Business Leaders Worry Federal Tax Benefits Will Be Targeted by State
As Illinois legislators work on passing a new state budget, Illinois Chamber of Commerce President and CEO Todd Maisch says there is concern Democrats will try to reverse federal corporate tax benefits in Illinois.
Here is the original story as reported by Illinois News Network:
As budget deadline looms, business community worries federal tax benefits could be targeted by state lawmakers
Legislative leaders have said the state is on track to pass a budget before the May 31 deadline for the first time in years, but a prominent business group has raised concerns, saying how the budget is balanced is just as important as balancing the budget on time.
Lawmakers were scheduled to be in session Saturday and Sunday, but those days were canceled. They’re expected to take the weekend to craft the budget behind closed doors. Both chambers of the General Assembly are scheduled to be in session Monday.
One budget leader, state Sen. Heather Steans, D-Chicago, said budget details are coming together.
“We’ve been meeting very regularly and we continue to really narrow the gap,” Steans said Friday. “It’s very close now. I think there’s a real path to having an agreed budget and it’s feeling that way.”
Illinois Chamber of Commerce President and CEO Todd Maisch said having a timely and balanced state budget is important, but “if your solution is to raise taxes dramatically, that’s bad for the business community.”

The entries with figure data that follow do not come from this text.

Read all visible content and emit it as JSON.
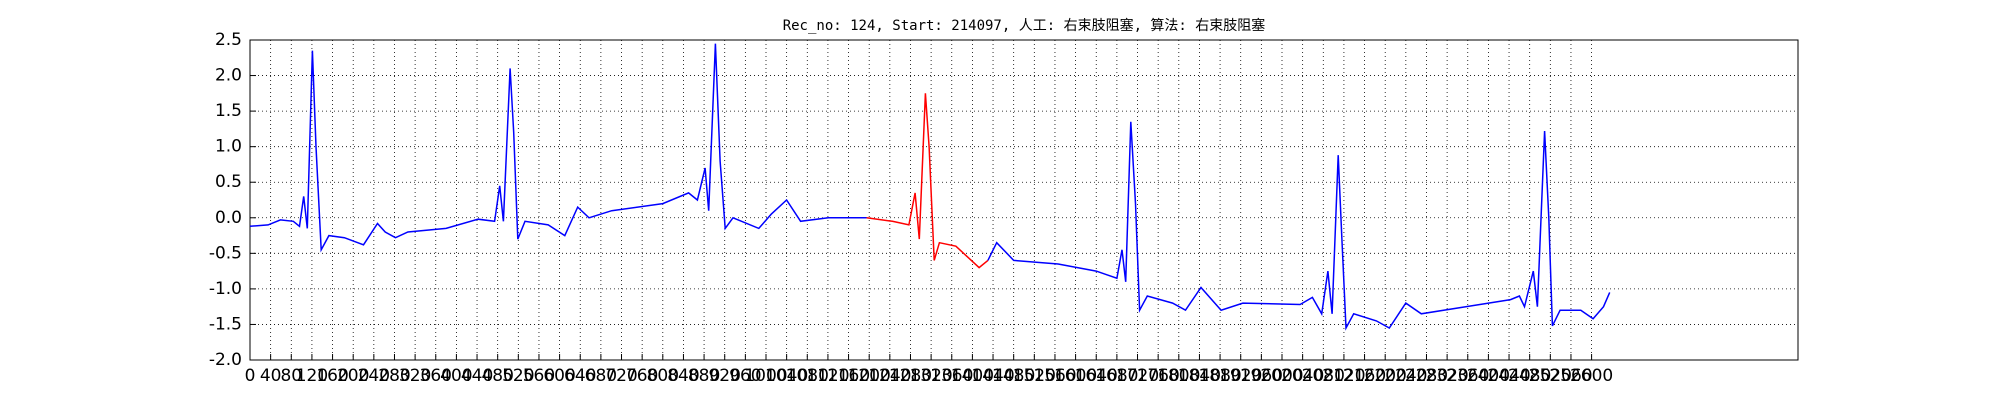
{
  "chart_data": {
    "type": "line",
    "title": "Rec_no: 124, Start: 214097, 人工: 右束肢阻塞, 算法: 右束肢阻塞",
    "xlim": [
      0,
      3000
    ],
    "xticks": [
      0,
      40,
      80,
      120,
      160,
      200,
      240,
      280,
      320,
      360,
      400,
      440,
      480,
      520,
      560,
      600,
      640,
      680,
      720,
      760,
      800,
      840,
      880,
      920,
      960,
      1000,
      1040,
      1080,
      1120,
      1160,
      1200,
      1240,
      1280,
      1320,
      1360,
      1400,
      1440,
      1480,
      1520,
      1560,
      1600,
      1640,
      1680,
      1720,
      1760,
      1800,
      1840,
      1880,
      1920,
      1960,
      2000,
      2040,
      2080,
      2120,
      2160,
      2200,
      2240,
      2280,
      2320,
      2360,
      2400,
      2440,
      2480,
      2520,
      2560,
      2600
    ],
    "ylim": [
      -2,
      2.5
    ],
    "yticks": [
      {
        "value": -2,
        "label": "-2.0"
      },
      -1.5,
      {
        "value": -1,
        "label": "-1.0"
      },
      -0.5,
      {
        "value": 0,
        "label": "0.0"
      },
      0.5,
      {
        "value": 1,
        "label": "1.0"
      },
      1.5,
      {
        "value": 2,
        "label": "2.0"
      },
      2.5
    ],
    "grid": true,
    "series": [
      {
        "color": "#0000ff",
        "x": [
          0,
          35,
          59,
          84,
          96,
          104,
          111,
          121,
          128,
          138,
          153,
          183,
          220,
          247,
          262,
          282,
          306,
          380,
          442,
          474,
          484,
          491,
          504,
          511,
          519,
          533,
          578,
          610,
          635,
          657,
          701,
          800,
          850,
          867,
          882,
          889,
          902,
          911,
          921,
          936,
          986,
          1010,
          1040,
          1067,
          1121,
          1195
        ],
        "values": [
          -0.12,
          -0.1,
          -0.03,
          -0.05,
          -0.12,
          0.3,
          -0.15,
          2.35,
          1.0,
          -0.45,
          -0.25,
          -0.28,
          -0.38,
          -0.08,
          -0.2,
          -0.28,
          -0.2,
          -0.15,
          -0.02,
          -0.05,
          0.45,
          -0.05,
          2.1,
          1.2,
          -0.3,
          -0.05,
          -0.1,
          -0.25,
          0.15,
          0.0,
          0.1,
          0.2,
          0.35,
          0.25,
          0.7,
          0.1,
          2.45,
          0.8,
          -0.15,
          0.0,
          -0.15,
          0.05,
          0.25,
          -0.05,
          0.0,
          0.0
        ]
      },
      {
        "color": "#ff0000",
        "x": [
          1195,
          1245,
          1277,
          1289,
          1297,
          1309,
          1316,
          1326,
          1336,
          1368,
          1413,
          1430
        ],
        "values": [
          0.0,
          -0.05,
          -0.1,
          0.35,
          -0.3,
          1.75,
          1.0,
          -0.6,
          -0.35,
          -0.4,
          -0.7,
          -0.6
        ]
      },
      {
        "color": "#0000ff",
        "x": [
          1430,
          1447,
          1480,
          1566,
          1640,
          1660,
          1680,
          1690,
          1697,
          1707,
          1716,
          1724,
          1739,
          1788,
          1813,
          1843,
          1882,
          1924,
          2035,
          2059,
          2077,
          2089,
          2097,
          2109,
          2116,
          2124,
          2139,
          2183,
          2208,
          2240,
          2270,
          2356,
          2443,
          2460,
          2470,
          2487,
          2495,
          2509,
          2517,
          2524,
          2539,
          2579,
          2603,
          2623,
          2635
        ],
        "values": [
          -0.6,
          -0.35,
          -0.6,
          -0.65,
          -0.75,
          -0.8,
          -0.85,
          -0.45,
          -0.9,
          1.35,
          0.2,
          -1.3,
          -1.1,
          -1.2,
          -1.3,
          -0.98,
          -1.3,
          -1.2,
          -1.22,
          -1.12,
          -1.35,
          -0.75,
          -1.35,
          0.88,
          -0.3,
          -1.55,
          -1.35,
          -1.45,
          -1.55,
          -1.2,
          -1.35,
          -1.25,
          -1.15,
          -1.1,
          -1.25,
          -0.75,
          -1.25,
          1.22,
          0.0,
          -1.52,
          -1.3,
          -1.3,
          -1.42,
          -1.25,
          -1.05
        ]
      }
    ]
  }
}
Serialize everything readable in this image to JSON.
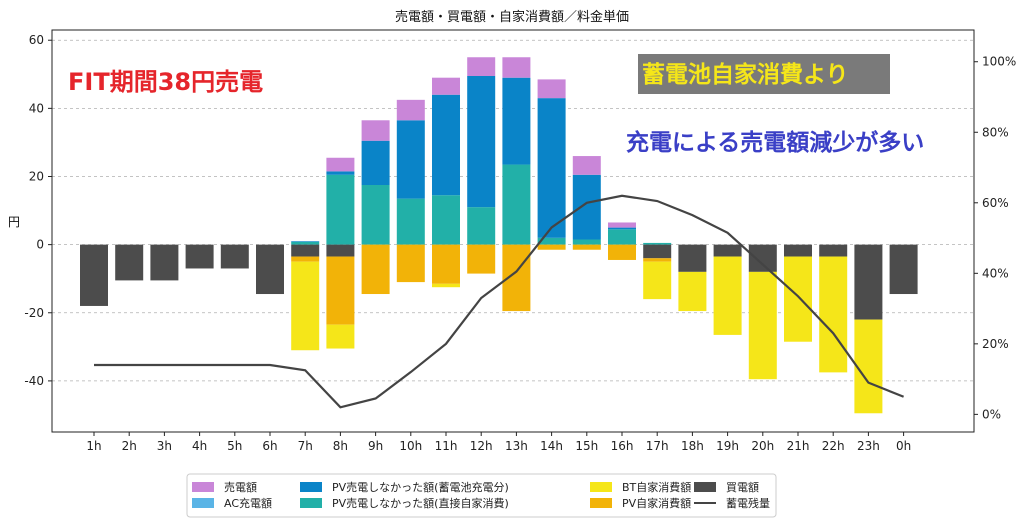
{
  "chart_data": {
    "type": "bar",
    "title": "売電額・買電額・自家消費額／料金単価",
    "ylabel": "円",
    "ylim": [
      -55,
      63
    ],
    "yticks": [
      60,
      40,
      20,
      0,
      -20,
      -40
    ],
    "y2lim": [
      -0.05,
      1.09
    ],
    "y2ticks": [
      "100%",
      "80%",
      "60%",
      "40%",
      "20%",
      "0%"
    ],
    "y2tick_values": [
      1.0,
      0.8,
      0.6,
      0.4,
      0.2,
      0.0
    ],
    "categories": [
      "1h",
      "2h",
      "3h",
      "4h",
      "5h",
      "6h",
      "7h",
      "8h",
      "9h",
      "10h",
      "11h",
      "12h",
      "13h",
      "14h",
      "15h",
      "16h",
      "17h",
      "18h",
      "19h",
      "20h",
      "21h",
      "22h",
      "23h",
      "0h"
    ],
    "grid": "horizontal-dashed",
    "legend_position": "bottom",
    "series": [
      {
        "name": "PV売電しなかった額(直接自家消費)",
        "color": "#22b0a8",
        "stack": "pos",
        "values": [
          0,
          0,
          0,
          0,
          0,
          0,
          0.8,
          20.5,
          17.5,
          13.5,
          14.5,
          11,
          23.5,
          2,
          1.5,
          4.5,
          0.5,
          0,
          0,
          0,
          0,
          0,
          0,
          0
        ]
      },
      {
        "name": "PV売電しなかった額(蓄電池充電分)",
        "color": "#0a84c8",
        "stack": "pos",
        "values": [
          0,
          0,
          0,
          0,
          0,
          0,
          0.2,
          1,
          13,
          23,
          29.5,
          38.5,
          25.5,
          41,
          19,
          0.5,
          0,
          0,
          0,
          0,
          0,
          0,
          0,
          0
        ]
      },
      {
        "name": "AC充電額",
        "color": "#5ab4e6",
        "stack": "pos",
        "values": [
          0,
          0,
          0,
          0,
          0,
          0,
          0,
          0,
          0,
          0,
          0,
          0,
          0,
          0,
          0,
          0,
          0,
          0,
          0,
          0,
          0,
          0,
          0,
          0
        ]
      },
      {
        "name": "売電額",
        "color": "#c986d8",
        "stack": "pos",
        "values": [
          0,
          0,
          0,
          0,
          0,
          0,
          0,
          4,
          6,
          6,
          5,
          5.5,
          6,
          5.5,
          5.5,
          1.5,
          0,
          0,
          0,
          0,
          0,
          0,
          0,
          0
        ]
      },
      {
        "name": "買電額",
        "color": "#4c4c4c",
        "stack": "neg",
        "values": [
          -18,
          -10.5,
          -10.5,
          -7,
          -7,
          -14.5,
          -3.5,
          -3.5,
          0,
          0,
          0,
          0,
          0,
          0,
          0,
          0,
          -4,
          -8,
          -3.5,
          -8,
          -3.5,
          -3.5,
          -22,
          -14.5
        ]
      },
      {
        "name": "PV自家消費額",
        "color": "#f2b308",
        "stack": "neg",
        "values": [
          0,
          0,
          0,
          0,
          0,
          0,
          -1.5,
          -20,
          -14.5,
          -11,
          -11.5,
          -8.5,
          -19.5,
          -1.5,
          -1.5,
          -4.5,
          -1,
          0,
          0,
          0,
          0,
          0,
          0,
          0
        ]
      },
      {
        "name": "BT自家消費額",
        "color": "#f5e619",
        "stack": "neg",
        "values": [
          0,
          0,
          0,
          0,
          0,
          0,
          -26,
          -7,
          0,
          0,
          -1,
          0,
          0,
          0,
          0,
          0,
          -11,
          -11.5,
          -23,
          -31.5,
          -25,
          -34,
          -27.5,
          0
        ]
      }
    ],
    "line_series": {
      "name": "蓄電残量",
      "color": "#444444",
      "axis": "right",
      "values": [
        0.14,
        0.14,
        0.14,
        0.14,
        0.14,
        0.14,
        0.125,
        0.02,
        0.045,
        0.12,
        0.2,
        0.33,
        0.405,
        0.53,
        0.6,
        0.62,
        0.605,
        0.565,
        0.515,
        0.425,
        0.335,
        0.23,
        0.09,
        0.05
      ]
    },
    "annotations": [
      {
        "text": "FIT期間38円売電",
        "color": "#e5252b"
      },
      {
        "text": "蓄電池自家消費より",
        "color": "#f5e619",
        "background": "#7a7a7a"
      },
      {
        "text": "充電による売電額減少が多い",
        "color": "#3a3fc6"
      }
    ]
  },
  "legend": [
    {
      "label": "売電額",
      "color": "#c986d8",
      "kind": "box"
    },
    {
      "label": "AC充電額",
      "color": "#5ab4e6",
      "kind": "box"
    },
    {
      "label": "PV売電しなかった額(蓄電池充電分)",
      "color": "#0a84c8",
      "kind": "box"
    },
    {
      "label": "PV売電しなかった額(直接自家消費)",
      "color": "#22b0a8",
      "kind": "box"
    },
    {
      "label": "BT自家消費額",
      "color": "#f5e619",
      "kind": "box"
    },
    {
      "label": "PV自家消費額",
      "color": "#f2b308",
      "kind": "box"
    },
    {
      "label": "買電額",
      "color": "#4c4c4c",
      "kind": "box"
    },
    {
      "label": "蓄電残量",
      "color": "#444444",
      "kind": "line"
    }
  ]
}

“If it’s to go ahead and restrain spending and maybe find a little more revenue in places that are not hurtful to the business community, that’s something in a conversation you can have,” Maisch said.
In 2015, lawmakers passed a budget for fiscal 2016 that Gov. Bruce Rauner ultimately vetoed, saying it was billions of dollars out of balance. That started a two-and-a-half-year budget impasse with lawmakers passing stopgap or piecemeal spending bills. While there was no approved budget during this period, spending continued because of court orders and consent decrees.
While the Senate passed a budget in 2016 for fiscal 2017, the House didn’t follow through.
Last year, both chambers passed a full year’s appropriation and a $5 billion income tax increase, which Rauner subsequently vetoed. In overtime session over the Independence Day holiday, both chambers overrode the governor’s budget and tax hike vetoes, giving the state the first full year’s budget in more than two years.
For the coming fiscal 2019 budget, Maisch said there’s concern Democrats will try to reverse federal corporate tax benefits in Illinois.
“The repatriation of money from overseas is very, very important [to the business community,” he said. Democrats “may very well say the state should tax all of that.
“Also the immediate expensing of small business investment in their business is something they may very well go ahead and try and decouple from, which means ‘no, you don’t get that benefit at the state level’,” Maisch said.
“It’s obviously all give and take,” Steans said of the particulars without providing insight into closed-door negotiations.
“I think clearly any agreement is likely to not just include fiscal year ‘19 but a supplemental for fiscal year ‘18,” Steans said of the spending agreement.
How much that supplemental would be for overspending in the Illinois Department of Corrections and other areas isn’t quite clear, but it could be in excess of $1 billion.
There are other issues, including capital spending for the Quincy Veterans Home. Gov. Bruce Rauner’s administration is requesting up to $230 million for a new building in Quincy after a fatal outbreak of legionnaires’ disease. The outbreak reportedly caused by old water pipes has resulted in 13 deaths since 2015.
“Obviously Quincy and doing something to certainly start what needs to happen there is certainly part of the discussion,” Steans said.
She said not passing a timely budget, as has happened in recent years, is not an option.
“Vendors not getting paid, nonprofits going out of business” were some of the impacts of the historic impasse that ended last summer, Steans said. “I think we need to and taxpayers deserve fiscal stability.”
The deadline to pass a budget with simple majorities is Thursday, May 31. The next budget year begins July 1.